Martin Rio, Martin <[email protected]> asks how to do a dynamic prediction after
estimating a regression model with a lagged endogenous variable,
> I am using reg to estimate a time series regression of the form
>
> y(t) = a + by(t-1) + cx(t) +dz(t) + u(t),
>
> where y(t-1) was generated by lagging y one time period
>
> I want to be able to predict values of y for the later portion of my
> sample and compare these with the actual values. In models with no
> lagged independent variables I would use predict. In this model I
> want to forecast recursively, using the previous forecast to
> estimate the next, and not the predefined y(t-1) variable. If I
> use:
>
> predict yhat, bx
>
> stata uses the predefined y(t-1) variable rather than recursively
> estimating y and feeding it back into the model. What command in
> stata would do the recursive trick?
-predict- after -regress- does not truly "understand" the dynamic nature of
time-series data.

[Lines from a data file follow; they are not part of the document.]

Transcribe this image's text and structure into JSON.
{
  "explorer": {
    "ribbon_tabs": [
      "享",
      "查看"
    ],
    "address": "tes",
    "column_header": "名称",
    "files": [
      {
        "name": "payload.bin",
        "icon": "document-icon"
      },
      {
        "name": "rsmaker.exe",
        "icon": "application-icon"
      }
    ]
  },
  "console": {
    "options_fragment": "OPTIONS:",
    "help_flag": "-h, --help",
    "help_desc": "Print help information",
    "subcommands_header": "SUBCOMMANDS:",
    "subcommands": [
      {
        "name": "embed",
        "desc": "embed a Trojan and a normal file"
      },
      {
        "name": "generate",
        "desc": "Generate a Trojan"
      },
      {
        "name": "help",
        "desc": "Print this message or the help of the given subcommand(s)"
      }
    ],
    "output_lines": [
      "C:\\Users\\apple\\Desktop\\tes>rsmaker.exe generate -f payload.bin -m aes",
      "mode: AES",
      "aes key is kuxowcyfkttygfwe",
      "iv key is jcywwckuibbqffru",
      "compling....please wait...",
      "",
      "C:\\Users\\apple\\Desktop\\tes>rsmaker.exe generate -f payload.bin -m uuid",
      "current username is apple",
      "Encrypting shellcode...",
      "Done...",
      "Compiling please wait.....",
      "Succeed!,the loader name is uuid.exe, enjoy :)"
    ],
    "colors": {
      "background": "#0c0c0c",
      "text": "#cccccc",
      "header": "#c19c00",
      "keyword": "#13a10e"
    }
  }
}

But all is not lost, -predict- after -arima- does
understand time, and -arima- is happy to estimate simple regression models
without ARMA components.
If Martin's regression command were
. regress y L.y x1 x2
he could instead type,
. arima y L.y x1 x2
Let's further assume that Martin's data is monthly and he wants to begin
dynamic forecasts in April 1995. He would get the predictions by typing,
. predict y_dynhat , dyn(1995m4)
Martin can find out more in in the discussion of the dyn() and t0() options in
[R] arima.
As a side-bar, Martin may want to specify the -hessian- option on the -arima-
command to produce negative inverse Hessian estimates of the covariance matrix
(VCE), and thus the standard errors. These VCE estimates differ from the
small-sample estimates of -regress- by only a scale factor. When -hessian- is
not specified, the default covariance estimate from -arima- is the outer
produce of gradients (OPG) which differs form the Hessian estimate in finite
samples. Regardless, the parameter estimates are the same.